3.6. Zum Entfall der mündlichen Verhandlung:
Gemäß § 21 Abs. 7 BFA-VG kann eine mündliche Verhandlung unterbleiben, wenn der Sachverhalt aus der Aktenlage in Verbindung mit der Beschwerde geklärt erscheint oder sich aus den bisherigen Ermittlungen zweifelsfrei ergibt, dass das Vorbringen nicht den Tatsachen entspricht. Im Übrigen gilt § 24 VwGVG.
Darüber hinaus hat der Verwaltungsgerichtshof ausgesprochen, dass bei der Erlassung von aufenthaltsbeendenden Maßnahmen der Verschaffung eines persönlichen Eindrucks im Rahmen einer mündlichen Verhandlung zwar sowohl in Bezug auf die Gefährdungsprognose als auch hinsichtlich der für die Abwägung nach Art. 8 EMRK sonst relevanten Umstände besondere Bedeutung zukommt, daraus aber noch keine generelle Pflicht zur Durchführung einer mündlichen Verhandlung in Verfahren über aufenthaltsbeendende Maßnahmen abzuleiten ist. Eine beantragte mündliche Verhandlung kann unterbleiben, wenn in eindeutigen Fällen, in denen bei Berücksichtigung aller zugunsten des Fremden sprechenden Umstände auch dann für ihn kein günstigeres Ergebnis zu erwarten ist, wenn sich das Bundesverwaltungsgericht von ihm einen (allenfalls positiven) persönlichen Eindruck verschafft (vgl. VwGH 26.01.2017, Ra 2017/21/0233).
Das Vorbringen des Beschwerdeführers wurde der gegenständlichen Entscheidung zugrunde gelegt. Der Sachverhalt ist im Gegenstand aus der Aktenlage in Verbindung mit der Beschwerde geklärt.
Soweit die persönliche Einvernahme des Beschwerdeführers beantragt wird, ist festzustellen, dass in der Beschwerde nicht konkret angeführt wird, was bei einer solchen Anhörung konkret an entscheidungsrelevantem und zu berücksichtigendem Sachverhalt oder auch in Bezug auf die rechtliche Beurteilung noch hervorkommen hätte können.
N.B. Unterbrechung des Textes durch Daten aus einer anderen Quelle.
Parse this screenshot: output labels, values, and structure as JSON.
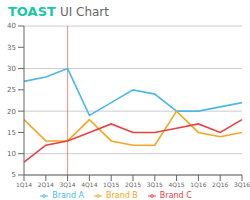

So argumentiert auch der Verwaltungsgerichtshof in ständiger Rechtsprechung, dass schon in der Beschwerde darzulegen ist, welche wesentlichen Umstände (Relevanzdarstellung) dadurch hervorgekommen wären (zB. VwGH 4.7.1994, 94/19/0337).
Eine weitere Herabsetzung oder ein Entfall des Einreiseverbotes bei Durchführung einer mündlichen Beschwerdeverhandlung käme zudem selbst bei einem vom Beschwerdeführer beim Bundesverwaltungsgericht hinterlassenen positiven Eindruck nicht in Betracht, sodass die Durchführung einer mündlichen Verhandlung gemäß § 21 Abs. 7 BFA-VG unterbleiben konnte.
Zu Spruchteil B): Zur Unzulässigkeit der Revision:
Gemäß § 25a Abs. 1 VwGG hat das Verwaltungsgericht im Spruch seines Erkenntnisses oder Beschlusses auszusprechen, ob die Revision gemäß Art. 133 Abs. 4 B-VG zulässig ist. Der Ausspruch ist kurz zu begründen.
Die Revision ist gemäß Art 133 Abs. 4 B-VG nicht zulässig, weil die Entscheidung nicht von der Lösung einer Rechtsfrage abhängt, der grundsätzliche Bedeutung zukommt. Weder weicht die gegenständliche Entscheidung von der bisherigen Rechtsprechung des Verwaltungsgerichtshofes ab, noch fehlt es an einer Rechtsprechung, weiter ist die vorliegende Rechtsprechung des Verwaltungsgerichtshofes auch nicht als uneinheitlich zu beurteilen. Auch liegen keine sonstigen Hinweise auf eine grundsätzliche Bedeutung der zu lösenden Rechtsfrage vor.
Das Bundesverwaltungsgericht ist in seiner Rechtsprechung im gegenständlichen Fall nicht von der bereits zitierten einheitlichen Rechtsprechung des VwGH, insbesondere zur Auslegung des durch Art. 8 EMRK geschützten Recht auf ein Privat- und Familienlebens in Verbindung mit den Voraussetzungen zur Erlassung einer Rückehrentscheidung samt einem Einreiseverbot, abgegangen. Die ordentliche Revision war daher nicht zuzulassen.